What ban-the-box actually changes

"Ban-the-box" is shorthand for laws that remove the criminal-history checkbox from the early stages of hiring. The name comes from the literal box on old applications asking "Have you ever been convicted of a crime?" A growing number of states, counties, and cities now restrict when in the process you are allowed to ask about or act on criminal history — and a smaller but important set go further, layered under the broader banner of "fair-chance" hiring, dictating how you must weigh a record once you have it.

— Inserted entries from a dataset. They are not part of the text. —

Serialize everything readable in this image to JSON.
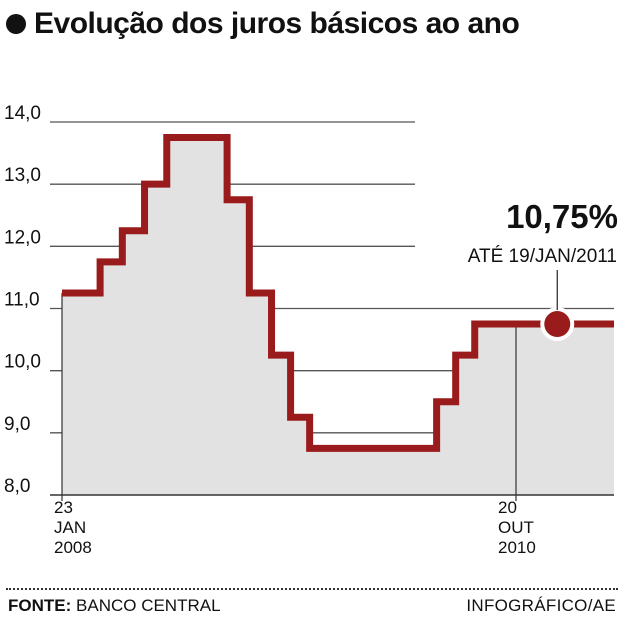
{
  "title": "Evolução dos juros básicos ao ano",
  "footer": {
    "source_label": "FONTE:",
    "source_value": "BANCO CENTRAL",
    "credit": "INFOGRÁFICO/AE"
  },
  "chart_data": {
    "type": "area",
    "title": "Evolução dos juros básicos ao ano",
    "ylim": [
      8.0,
      14.0
    ],
    "yticks": [
      "14,0",
      "13,0",
      "12,0",
      "11,0",
      "10,0",
      "9,0",
      "8,0"
    ],
    "x_labels": [
      {
        "lines": [
          "23",
          "JAN",
          "2008"
        ]
      },
      {
        "lines": [
          "20",
          "OUT",
          "2010"
        ]
      }
    ],
    "series": [
      {
        "x": [
          "2008-01-23",
          "2008-04-16",
          "2008-06-04",
          "2008-07-23",
          "2008-09-10",
          "2008-12-10",
          "2009-01-21",
          "2009-03-11",
          "2009-04-29",
          "2009-06-10",
          "2009-07-22",
          "2010-04-28",
          "2010-06-09",
          "2010-07-21",
          "2010-10-20",
          "2011-01-19"
        ],
        "values": [
          11.25,
          11.75,
          12.25,
          13.0,
          13.75,
          13.75,
          12.75,
          11.25,
          10.25,
          9.25,
          8.75,
          9.5,
          10.25,
          10.75,
          10.75,
          10.75
        ]
      }
    ],
    "annotation": {
      "value_label": "10,75%",
      "date_label": "ATÉ 19/JAN/2011"
    },
    "colors": {
      "line": "#9a1b1b",
      "fill": "#e2e2e2",
      "grid": "#555555"
    },
    "grid": true
  }
}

The crucial point that trips up small employers: these laws generally do not forbid you from considering criminal history at all. They forbid you from considering it too early and too mechanically. You can still decline to hire someone over a relevant conviction. You just have to reach that decision through a defined sequence, after a conditional offer, with an individualized look rather than a blanket "any record disqualifies" rule. This is general HR education, not legal advice, and because these laws are intensely local and stack on top of federal rules, confirm the specifics for every jurisdiction where you hire before you lock in a process.

How it stacks on top of the FCRA

Ban-the-box does not replace the federal background-check rules — it sits on top of them. If you run criminal history through a third-party screening company, that report is a consumer report and the FCRA adverse-action process still applies in full: disclosure and authorization up front, a pre-adverse-action notice with a copy of the report and the summary of rights, a waiting period, then the final notice. Ban-the-box and fair-chance laws add a second layer of timing and assessment requirements on top of that federal floor. You have to satisfy both — and in some jurisdictions the local rules require steps the FCRA alone does not, like giving the candidate the specific conviction you are concerned about and time to respond before you decide.

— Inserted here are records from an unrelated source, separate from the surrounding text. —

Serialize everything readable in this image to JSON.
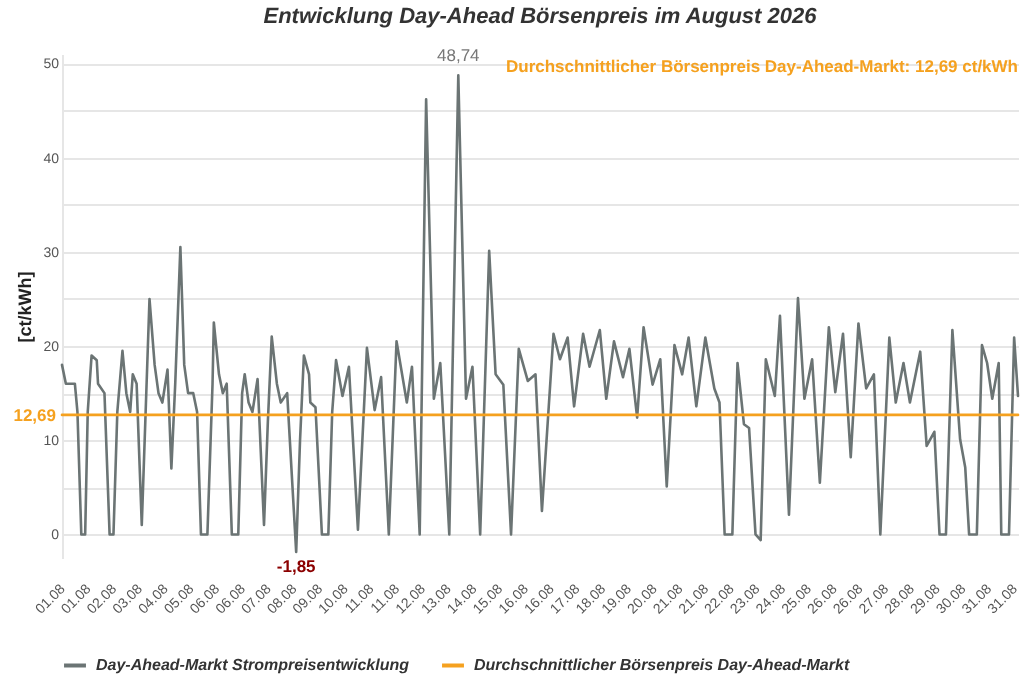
{
  "chart_data": {
    "type": "line",
    "title": "Entwicklung Day-Ahead Börsenpreis im August 2026",
    "ylabel": "[ct/kWh]",
    "xlim": [
      "2026-08-01T00:00",
      "2026-08-31T23:00"
    ],
    "ylim": [
      -2.5,
      51
    ],
    "xticks": [
      {
        "value": "2026-08-01T00:00",
        "label": "01.08"
      },
      {
        "value": "2026-08-01T20:00",
        "label": "01.08"
      },
      {
        "value": "2026-08-02T16:00",
        "label": "02.08"
      },
      {
        "value": "2026-08-03T12:00",
        "label": "03.08"
      },
      {
        "value": "2026-08-04T08:00",
        "label": "04.08"
      },
      {
        "value": "2026-08-05T04:00",
        "label": "05.08"
      },
      {
        "value": "2026-08-06T00:00",
        "label": "06.08"
      },
      {
        "value": "2026-08-06T20:00",
        "label": "06.08"
      },
      {
        "value": "2026-08-07T16:00",
        "label": "07.08"
      },
      {
        "value": "2026-08-08T12:00",
        "label": "08.08"
      },
      {
        "value": "2026-08-09T08:00",
        "label": "09.08"
      },
      {
        "value": "2026-08-10T04:00",
        "label": "10.08"
      },
      {
        "value": "2026-08-11T00:00",
        "label": "11.08"
      },
      {
        "value": "2026-08-11T20:00",
        "label": "11.08"
      },
      {
        "value": "2026-08-12T16:00",
        "label": "12.08"
      },
      {
        "value": "2026-08-13T12:00",
        "label": "13.08"
      },
      {
        "value": "2026-08-14T08:00",
        "label": "14.08"
      },
      {
        "value": "2026-08-15T04:00",
        "label": "15.08"
      },
      {
        "value": "2026-08-16T00:00",
        "label": "16.08"
      },
      {
        "value": "2026-08-16T20:00",
        "label": "16.08"
      },
      {
        "value": "2026-08-17T16:00",
        "label": "17.08"
      },
      {
        "value": "2026-08-18T12:00",
        "label": "18.08"
      },
      {
        "value": "2026-08-19T08:00",
        "label": "19.08"
      },
      {
        "value": "2026-08-20T04:00",
        "label": "20.08"
      },
      {
        "value": "2026-08-21T00:00",
        "label": "21.08"
      },
      {
        "value": "2026-08-21T20:00",
        "label": "21.08"
      },
      {
        "value": "2026-08-22T16:00",
        "label": "22.08"
      },
      {
        "value": "2026-08-23T12:00",
        "label": "23.08"
      },
      {
        "value": "2026-08-24T08:00",
        "label": "24.08"
      },
      {
        "value": "2026-08-25T04:00",
        "label": "25.08"
      },
      {
        "value": "2026-08-26T00:00",
        "label": "26.08"
      },
      {
        "value": "2026-08-26T20:00",
        "label": "26.08"
      },
      {
        "value": "2026-08-27T16:00",
        "label": "27.08"
      },
      {
        "value": "2026-08-28T12:00",
        "label": "28.08"
      },
      {
        "value": "2026-08-29T08:00",
        "label": "29.08"
      },
      {
        "value": "2026-08-30T04:00",
        "label": "30.08"
      },
      {
        "value": "2026-08-31T00:00",
        "label": "31.08"
      },
      {
        "value": "2026-08-31T20:00",
        "label": "31.08"
      }
    ],
    "yticks": [
      0,
      {
        "value": 5,
        "label": null
      },
      10,
      {
        "value": 15,
        "label": null
      },
      20,
      {
        "value": 25,
        "label": null
      },
      30,
      {
        "value": 35,
        "label": null
      },
      40,
      {
        "value": 45,
        "label": null
      },
      50
    ],
    "grid": "y",
    "legend": "bottom",
    "series": [
      {
        "name": "Day-Ahead-Markt Strompreisentwicklung",
        "color": "#6b7474",
        "x": [
          "2026-08-01T00:00",
          "2026-08-01T03:00",
          "2026-08-01T10:00",
          "2026-08-01T12:00",
          "2026-08-01T15:00",
          "2026-08-01T18:00",
          "2026-08-01T20:00",
          "2026-08-01T23:00",
          "2026-08-02T03:00",
          "2026-08-02T04:00",
          "2026-08-02T09:00",
          "2026-08-02T13:00",
          "2026-08-02T16:00",
          "2026-08-02T19:00",
          "2026-08-02T23:00",
          "2026-08-03T02:00",
          "2026-08-03T05:00",
          "2026-08-03T07:00",
          "2026-08-03T10:00",
          "2026-08-03T14:00",
          "2026-08-03T17:00",
          "2026-08-03T20:00",
          "2026-08-04T00:00",
          "2026-08-04T03:00",
          "2026-08-04T06:00",
          "2026-08-04T10:00",
          "2026-08-04T13:00",
          "2026-08-04T16:00",
          "2026-08-04T20:00",
          "2026-08-04T23:00",
          "2026-08-05T02:00",
          "2026-08-05T06:00",
          "2026-08-05T09:00",
          "2026-08-05T12:00",
          "2026-08-05T17:00",
          "2026-08-05T21:00",
          "2026-08-05T22:00",
          "2026-08-06T02:00",
          "2026-08-06T05:00",
          "2026-08-06T08:00",
          "2026-08-06T12:00",
          "2026-08-06T17:00",
          "2026-08-06T20:00",
          "2026-08-06T22:00",
          "2026-08-07T01:00",
          "2026-08-07T04:00",
          "2026-08-07T08:00",
          "2026-08-07T13:00",
          "2026-08-07T16:00",
          "2026-08-07T19:00",
          "2026-08-07T23:00",
          "2026-08-08T02:00",
          "2026-08-08T07:00",
          "2026-08-08T14:00",
          "2026-08-08T17:00",
          "2026-08-08T20:00",
          "2026-08-09T00:00",
          "2026-08-09T01:00",
          "2026-08-09T05:00",
          "2026-08-09T10:00",
          "2026-08-09T15:00",
          "2026-08-09T18:00",
          "2026-08-09T21:00",
          "2026-08-10T02:00",
          "2026-08-10T07:00",
          "2026-08-10T14:00",
          "2026-08-10T21:00",
          "2026-08-11T03:00",
          "2026-08-11T08:00",
          "2026-08-11T14:00",
          "2026-08-11T20:00",
          "2026-08-12T04:00",
          "2026-08-12T08:00",
          "2026-08-12T14:00",
          "2026-08-12T19:00",
          "2026-08-13T01:00",
          "2026-08-13T06:00",
          "2026-08-13T13:00",
          "2026-08-13T20:00",
          "2026-08-14T02:00",
          "2026-08-14T07:00",
          "2026-08-14T13:00",
          "2026-08-14T20:00",
          "2026-08-15T01:00",
          "2026-08-15T07:00",
          "2026-08-15T13:00",
          "2026-08-15T19:00",
          "2026-08-16T02:00",
          "2026-08-16T08:00",
          "2026-08-16T13:00",
          "2026-08-16T22:00",
          "2026-08-17T03:00",
          "2026-08-17T09:00",
          "2026-08-17T14:00",
          "2026-08-17T21:00",
          "2026-08-18T02:00",
          "2026-08-18T10:00",
          "2026-08-18T15:00",
          "2026-08-18T21:00",
          "2026-08-19T04:00",
          "2026-08-19T09:00",
          "2026-08-19T15:00",
          "2026-08-19T20:00",
          "2026-08-20T03:00",
          "2026-08-20T09:00",
          "2026-08-20T14:00",
          "2026-08-20T20:00",
          "2026-08-21T02:00",
          "2026-08-21T07:00",
          "2026-08-21T13:00",
          "2026-08-21T20:00",
          "2026-08-22T03:00",
          "2026-08-22T07:00",
          "2026-08-22T11:00",
          "2026-08-22T17:00",
          "2026-08-22T21:00",
          "2026-08-23T02:00",
          "2026-08-23T06:00",
          "2026-08-23T11:00",
          "2026-08-23T15:00",
          "2026-08-23T19:00",
          "2026-08-24T02:00",
          "2026-08-24T06:00",
          "2026-08-24T13:00",
          "2026-08-24T20:00",
          "2026-08-25T01:00",
          "2026-08-25T07:00",
          "2026-08-25T13:00",
          "2026-08-25T20:00",
          "2026-08-26T01:00",
          "2026-08-26T07:00",
          "2026-08-26T13:00",
          "2026-08-26T19:00",
          "2026-08-27T01:00",
          "2026-08-27T07:00",
          "2026-08-27T12:00",
          "2026-08-27T19:00",
          "2026-08-28T00:00",
          "2026-08-28T06:00",
          "2026-08-28T11:00",
          "2026-08-28T19:00",
          "2026-08-29T00:00",
          "2026-08-29T06:00",
          "2026-08-29T10:00",
          "2026-08-29T15:00",
          "2026-08-29T20:00",
          "2026-08-30T02:00",
          "2026-08-30T06:00",
          "2026-08-30T09:00",
          "2026-08-30T15:00",
          "2026-08-30T19:00",
          "2026-08-30T23:00",
          "2026-08-31T03:00",
          "2026-08-31T08:00",
          "2026-08-31T10:00",
          "2026-08-31T16:00",
          "2026-08-31T20:00",
          "2026-08-31T23:00"
        ],
        "values": [
          18,
          16,
          16,
          13,
          0,
          0,
          13,
          19,
          18.5,
          16,
          15,
          0,
          0,
          13,
          19.5,
          15,
          13,
          17,
          16,
          1,
          13,
          25,
          18,
          15,
          14,
          17.5,
          7,
          16,
          30.5,
          18,
          15,
          15,
          13,
          0,
          0,
          16,
          22.5,
          17,
          15,
          16,
          0,
          0,
          15,
          17,
          14,
          13,
          16.5,
          1,
          12,
          21,
          16,
          14,
          15,
          -1.85,
          10,
          19,
          17,
          14,
          13.5,
          0,
          0,
          13,
          18.5,
          14.7,
          17.8,
          0.5,
          19.8,
          13.2,
          16.7,
          0,
          20.5,
          14,
          17.8,
          0,
          46.2,
          14.4,
          18.2,
          0,
          48.74,
          14.4,
          17.8,
          0,
          30.1,
          17,
          15.9,
          0,
          19.7,
          16.3,
          17,
          2.5,
          21.3,
          18.6,
          20.9,
          13.6,
          21.3,
          17.8,
          21.7,
          14.4,
          20.5,
          16.7,
          19.7,
          12.4,
          22,
          15.9,
          18.6,
          5.1,
          20.1,
          17,
          20.9,
          13.6,
          20.9,
          15.5,
          14,
          0,
          0,
          18.2,
          11.7,
          11.3,
          0,
          -0.6,
          18.6,
          14.7,
          23.2,
          2.1,
          25.1,
          14.4,
          18.6,
          5.5,
          22,
          15.1,
          21.3,
          8.2,
          22.4,
          15.5,
          17,
          0,
          20.9,
          14,
          18.2,
          14,
          19.4,
          9.4,
          10.9,
          0,
          0,
          21.7,
          10.1,
          7.1,
          0,
          0,
          20.1,
          18.2,
          14.4,
          18.2,
          0,
          0,
          20.9,
          14.7
        ]
      },
      {
        "name": "Durchschnittlicher Börsenpreis Day-Ahead-Markt",
        "color": "#f5a11f",
        "x": [
          "2026-08-01T00:00",
          "2026-08-31T23:00"
        ],
        "values": [
          12.69,
          12.69
        ]
      }
    ],
    "annotations": [
      "Durchschnittlicher Börsenpreis Day-Ahead-Markt: 12,69 ct/kWh",
      {
        "text": "12,69",
        "x": "2026-08-01T00:00",
        "y": 12.69
      },
      {
        "text": "48,74",
        "x": "2026-08-13T20:00",
        "y": 48.74
      },
      {
        "text": "-1,85",
        "x": "2026-08-08T14:00",
        "y": -1.85
      }
    ]
  }
}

Think of it as two clocks running together: the FCRA clock governs the mechanics of using a report, and the fair-chance clock governs when you may run it and how you must reason about what it shows.

The sequence that keeps you clean

The safest way to operate, even beyond the strictest jurisdictions, is to standardize one fair-chance-compatible sequence and run every candidate through it identically:

  1. Do not ask about criminal history on the application or in early screening. Remove the box. Keep knockout questions focused on job qualifications, not conviction history.
  2. Make the hiring decision on the merits first, and extend a conditional offer before you run or consider a criminal background check. Sequencing the check after the conditional offer is the core of ban-the-box and keeps the rest of your new-hire paperwork flow clean.
  3. If something comes back, run an individualized assessment rather than an automatic rejection (the heart of the next section).
  4. If you are leaning toward rescinding, follow both the FCRA adverse-action steps and any local fair-chance notice-and-response requirement before you finalize.

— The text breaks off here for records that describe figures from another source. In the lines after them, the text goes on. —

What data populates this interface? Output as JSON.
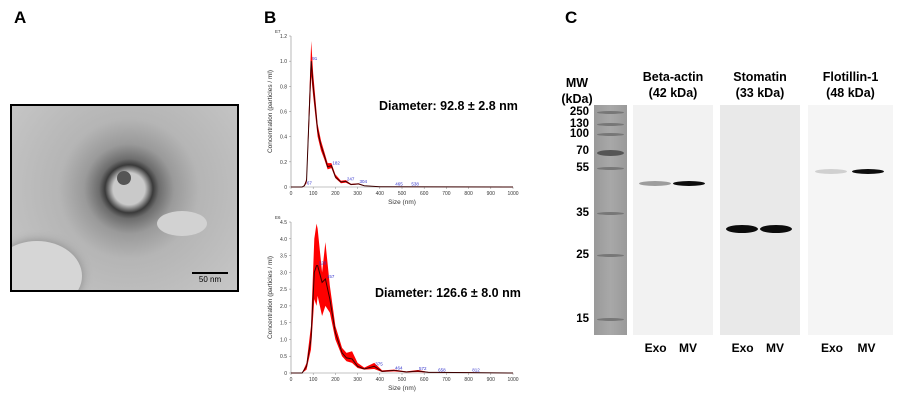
{
  "panels": {
    "a": "A",
    "b": "B",
    "c": "C"
  },
  "tem": {
    "scale_bar": "50 nm"
  },
  "chart_data": [
    {
      "type": "area",
      "exponent_label": "E7",
      "xlabel": "Size (nm)",
      "ylabel": "Concentration (particles / ml)",
      "xlim": [
        0,
        1000
      ],
      "ylim": [
        0,
        1.2
      ],
      "xticks": [
        0,
        100,
        200,
        300,
        400,
        500,
        600,
        700,
        800,
        900,
        1000
      ],
      "yticks": [
        "0",
        "0.2",
        "0.4",
        "0.6",
        "0.8",
        "1.0",
        "1.2"
      ],
      "annotation": "Diameter: 92.8 ± 2.8 nm",
      "peak_labels": [
        {
          "x": 67,
          "y": 0.01,
          "t": "67"
        },
        {
          "x": 91,
          "y": 1.0,
          "t": "91"
        },
        {
          "x": 182,
          "y": 0.17,
          "t": "182"
        },
        {
          "x": 247,
          "y": 0.045,
          "t": "247"
        },
        {
          "x": 304,
          "y": 0.025,
          "t": "304"
        },
        {
          "x": 465,
          "y": 0.005,
          "t": "465"
        },
        {
          "x": 538,
          "y": 0.005,
          "t": "538"
        }
      ],
      "x": [
        0,
        50,
        60,
        70,
        80,
        91,
        100,
        120,
        135,
        150,
        165,
        182,
        200,
        225,
        247,
        270,
        304,
        330,
        400,
        1000
      ],
      "mean": [
        0,
        0,
        0.01,
        0.05,
        0.5,
        1.0,
        0.8,
        0.45,
        0.33,
        0.25,
        0.16,
        0.17,
        0.08,
        0.04,
        0.045,
        0.02,
        0.025,
        0.01,
        0.002,
        0
      ],
      "upper": [
        0,
        0,
        0.015,
        0.07,
        0.6,
        1.16,
        0.9,
        0.5,
        0.37,
        0.28,
        0.19,
        0.19,
        0.1,
        0.05,
        0.055,
        0.025,
        0.03,
        0.012,
        0.003,
        0
      ],
      "lower": [
        0,
        0,
        0.005,
        0.03,
        0.42,
        0.88,
        0.72,
        0.4,
        0.29,
        0.22,
        0.14,
        0.15,
        0.07,
        0.03,
        0.035,
        0.015,
        0.02,
        0.008,
        0.001,
        0
      ],
      "colors": {
        "band": "#ff0000",
        "mean": "#3a0000",
        "label": "#3333cc"
      }
    },
    {
      "type": "area",
      "exponent_label": "E6",
      "xlabel": "Size (nm)",
      "ylabel": "Concentration (particles / ml)",
      "xlim": [
        0,
        1000
      ],
      "ylim": [
        0,
        4.5
      ],
      "xticks": [
        0,
        100,
        200,
        300,
        400,
        500,
        600,
        700,
        800,
        900,
        1000
      ],
      "yticks": [
        "0",
        "0.5",
        "1.0",
        "1.5",
        "2.0",
        "2.5",
        "3.0",
        "3.5",
        "4.0",
        "4.5"
      ],
      "annotation": "Diameter: 126.6 ± 8.0 nm",
      "peak_labels": [
        {
          "x": 120,
          "y": 3.2,
          "t": "120"
        },
        {
          "x": 157,
          "y": 2.8,
          "t": "157"
        },
        {
          "x": 375,
          "y": 0.2,
          "t": "375"
        },
        {
          "x": 464,
          "y": 0.08,
          "t": "464"
        },
        {
          "x": 572,
          "y": 0.06,
          "t": "572"
        },
        {
          "x": 658,
          "y": 0.02,
          "t": "658"
        },
        {
          "x": 812,
          "y": 0.01,
          "t": "812"
        }
      ],
      "x": [
        0,
        50,
        70,
        90,
        105,
        115,
        120,
        140,
        155,
        175,
        200,
        230,
        250,
        275,
        300,
        330,
        375,
        410,
        464,
        520,
        572,
        620,
        658,
        812,
        1000
      ],
      "mean": [
        0,
        0,
        0.2,
        1.0,
        3.0,
        3.2,
        3.2,
        2.7,
        2.8,
        2.2,
        1.2,
        0.6,
        0.45,
        0.42,
        0.2,
        0.12,
        0.2,
        0.05,
        0.08,
        0.03,
        0.06,
        0.02,
        0.02,
        0.01,
        0
      ],
      "upper": [
        0,
        0,
        0.3,
        1.4,
        4.0,
        4.45,
        4.3,
        3.0,
        3.9,
        2.6,
        1.4,
        0.75,
        0.6,
        0.65,
        0.3,
        0.16,
        0.3,
        0.08,
        0.1,
        0.05,
        0.09,
        0.03,
        0.03,
        0.02,
        0
      ],
      "lower": [
        0,
        0,
        0.1,
        0.7,
        2.2,
        2.0,
        2.3,
        1.7,
        2.0,
        1.8,
        1.0,
        0.5,
        0.35,
        0.3,
        0.15,
        0.1,
        0.12,
        0.03,
        0.05,
        0.02,
        0.03,
        0.01,
        0.01,
        0.005,
        0
      ],
      "colors": {
        "band": "#ff0000",
        "mean": "#3a0000",
        "label": "#3333cc"
      }
    }
  ],
  "western": {
    "mw_title": "MW",
    "mw_unit": "(kDa)",
    "markers": [
      "250",
      "130",
      "100",
      "70",
      "55",
      "35",
      "25",
      "15"
    ],
    "blots": [
      {
        "name": "Beta-actin",
        "size": "(42 kDa)",
        "lanes": [
          "Exo",
          "MV"
        ],
        "intensity": [
          0.35,
          0.95
        ]
      },
      {
        "name": "Stomatin",
        "size": "(33 kDa)",
        "lanes": [
          "Exo",
          "MV"
        ],
        "intensity": [
          0.95,
          0.95
        ]
      },
      {
        "name": "Flotillin-1",
        "size": "(48 kDa)",
        "lanes": [
          "Exo",
          "MV"
        ],
        "intensity": [
          0.15,
          0.95
        ]
      }
    ]
  }
}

Standardizing the sequence matters because applying it unevenly — running checks early on some candidates and late on others — is how a well-intentioned employer creates a disparate-impact problem on top of a ban-the-box violation.

The individualized assessment is the heart of it

The part employers most often skip is the individualized assessment, and it is exactly the part regulators care about most. A blanket policy of "no one with any conviction" tends to screen out protected groups at higher rates and is the classic disparate-impact trap. Instead, when a record surfaces, weigh it against the job using a few well-established factors:

  • The nature and gravity of the offense. A decades-old, unrelated misdemeanor is not the same as a recent conviction directly tied to the duties of the role.
  • The time that has passed since the offense and completion of any sentence.
  • The relationship to the specific job. Is there a genuine, job-related reason this particular conviction matters for this particular role? "Handles cash," "drives for the company," and "works unsupervised in homes" are real nexus arguments; "we just would rather not" is not.

Give the candidate a chance to provide context — evidence of rehabilitation, the circumstances, references. Several fair-chance laws require this individualized step and a written record of it. Document the reasoning the same way you document any other hiring decision under your records-retention discipline, because if it is ever questioned, "we considered these factors and decided X for this role" is a defensible position and "the box was checked, so no" is not.

A few traps specific to small employers

  • Arrests are not convictions. Relying on an arrest that never led to a conviction is a recognized way to create discriminatory impact; focus on convictions and pending charges only where job-related.
  • Coverage thresholds and exemptions vary. Some ban-the-box laws apply only above a headcount, and some roles (positions legally barred to people with certain convictions, jobs requiring specific clearances) are exempt — but do not assume an exemption applies without checking.
  • Do not improvise it from a templated application. Generic application templates still ship with the conviction box. If you use one, strip the box and move the inquiry to the post-offer stage rather than leaving the default in place.

The bottom line

Ban-the-box and fair-chance laws do not take criminal history off the table — they put it in its proper place: after a conditional offer, weighed individually against the actual job, with the candidate given a chance to respond and the FCRA adverse-action steps layered on top. Strip the conviction box from your application, decide on the merits first, run the check late, do a real individualized assessment, and document your reasoning. That single standardized sequence satisfies the most demanding jurisdictions and protects you everywhere else — and when a specific state or local rule is unclear, that is the point to confirm with counsel rather than guess.